The format of the output is
macroname:\tvalue
where \t is an ASCII `tab' character. Built-ins are dumped as
<originalname>
so, for example, after `define(`foo',`baz'defn(`define')`blatz')'
a `dumpdef(`foo')' will display
foo: baz<define>blatz
]
traceon With no arguments, turns on tracing for all
macros (including built-ins). Otherwise, turns
on tracing for named macros.
[ Not fully implemented.
Trace output is of the form
Trace(n): macroname(args)
where `n' is the macro depth (top-level is depth 0).

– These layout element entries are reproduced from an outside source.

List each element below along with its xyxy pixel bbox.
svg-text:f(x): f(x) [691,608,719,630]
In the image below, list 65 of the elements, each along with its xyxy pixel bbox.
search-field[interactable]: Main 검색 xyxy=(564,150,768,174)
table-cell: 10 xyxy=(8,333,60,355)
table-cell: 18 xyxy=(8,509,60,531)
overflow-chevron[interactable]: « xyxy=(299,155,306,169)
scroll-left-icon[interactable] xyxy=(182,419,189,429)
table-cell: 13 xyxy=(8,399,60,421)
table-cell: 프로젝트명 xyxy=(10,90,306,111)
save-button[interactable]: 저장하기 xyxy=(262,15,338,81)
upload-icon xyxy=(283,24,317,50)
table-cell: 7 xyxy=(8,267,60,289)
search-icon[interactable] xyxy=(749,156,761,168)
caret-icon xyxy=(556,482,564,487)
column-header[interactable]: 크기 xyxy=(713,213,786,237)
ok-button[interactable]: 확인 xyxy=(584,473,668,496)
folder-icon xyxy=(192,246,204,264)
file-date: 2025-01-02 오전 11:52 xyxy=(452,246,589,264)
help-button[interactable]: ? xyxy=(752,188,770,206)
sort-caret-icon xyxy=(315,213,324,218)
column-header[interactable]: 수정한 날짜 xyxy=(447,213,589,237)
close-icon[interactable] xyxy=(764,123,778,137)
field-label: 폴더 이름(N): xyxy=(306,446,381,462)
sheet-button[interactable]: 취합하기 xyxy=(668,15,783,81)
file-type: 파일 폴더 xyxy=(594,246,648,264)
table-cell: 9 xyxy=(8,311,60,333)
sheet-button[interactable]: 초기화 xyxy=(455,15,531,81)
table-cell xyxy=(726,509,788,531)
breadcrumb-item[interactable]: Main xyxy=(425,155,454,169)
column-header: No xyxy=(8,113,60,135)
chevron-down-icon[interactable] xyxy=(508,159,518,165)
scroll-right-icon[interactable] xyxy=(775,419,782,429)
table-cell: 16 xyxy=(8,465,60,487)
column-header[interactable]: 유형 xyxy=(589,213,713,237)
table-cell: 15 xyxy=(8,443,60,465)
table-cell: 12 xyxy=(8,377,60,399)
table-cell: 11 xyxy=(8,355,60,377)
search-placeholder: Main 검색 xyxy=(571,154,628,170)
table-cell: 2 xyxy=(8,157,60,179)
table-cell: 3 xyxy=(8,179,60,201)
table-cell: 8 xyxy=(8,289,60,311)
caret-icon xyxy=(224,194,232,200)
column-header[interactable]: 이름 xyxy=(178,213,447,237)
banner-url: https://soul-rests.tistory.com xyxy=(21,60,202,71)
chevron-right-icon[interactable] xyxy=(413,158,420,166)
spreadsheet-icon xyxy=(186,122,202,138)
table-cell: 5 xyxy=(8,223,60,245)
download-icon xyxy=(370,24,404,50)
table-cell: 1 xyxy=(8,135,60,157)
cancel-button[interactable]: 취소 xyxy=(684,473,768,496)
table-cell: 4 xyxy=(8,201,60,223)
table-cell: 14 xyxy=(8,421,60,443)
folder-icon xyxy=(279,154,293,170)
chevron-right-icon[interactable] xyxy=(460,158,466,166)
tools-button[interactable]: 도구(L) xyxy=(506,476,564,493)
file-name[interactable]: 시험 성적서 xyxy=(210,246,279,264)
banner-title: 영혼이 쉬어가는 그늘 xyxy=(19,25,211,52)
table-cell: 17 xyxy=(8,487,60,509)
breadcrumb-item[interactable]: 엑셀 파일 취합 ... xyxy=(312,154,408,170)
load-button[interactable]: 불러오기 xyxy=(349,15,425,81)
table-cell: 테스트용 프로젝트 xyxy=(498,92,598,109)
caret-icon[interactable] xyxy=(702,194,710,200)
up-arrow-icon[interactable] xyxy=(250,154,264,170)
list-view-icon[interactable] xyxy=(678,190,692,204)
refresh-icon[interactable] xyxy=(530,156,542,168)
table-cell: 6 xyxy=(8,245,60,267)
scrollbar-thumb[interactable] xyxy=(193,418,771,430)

We currently do not dump the depth.
]
traceoff Turns off trace globally and for any macros
specified. Macros specifically traced by
traceon can be untraced only by specific calls
to traceoff.
[ In other words, each macro has a specific `trace' bit which is
controlled by specifying the macro's name in the argument list
of a `traceon' or `traceoff'. There is also a global trace bit
which is turned on by `traceon' with no arguments, and is turned off
by `traceoff' with any number of arguments.
A macro is traced if the global trace bit is on, or if the macro's
private trace bit is on.
The state of the macro's trace bit is pushed and popped by `pushdef'
and `popdef'. If a macro is defined, pushdef'd or undefined,
its trace bit is reset. ]
[ patsubst is a GNU extension which is partially implemented.
(Just barely enough to keep the build happy.)
patsubst Starting with $1, replace all occurrences of $2
with $3. If $3 is omitted, it is taken as the
null string. If $2 is the null string, then $3
is inserted before each character of $1.
NOTE! That this is not the same as GNU. In GNU, $2 is a regular
expression. In our implementation, it is merely a literal.
]
******************************************************************************
Implementation details
Input streams
A stack of input streams is maintained, up to the file handle limit
imposed by the operating system. The `include' and `sinclude' macros
push a new file onto the head of the stream. Macro expansion pushes
a string onto the head of the stream.
Comments and quoted strings
Comments and quoted strings are essentially the same thing: They
enclose text that should be passed through without interpretation.
The difference is that quotation marks nest and are stripped,
whereas comments do not nest and are not stripped.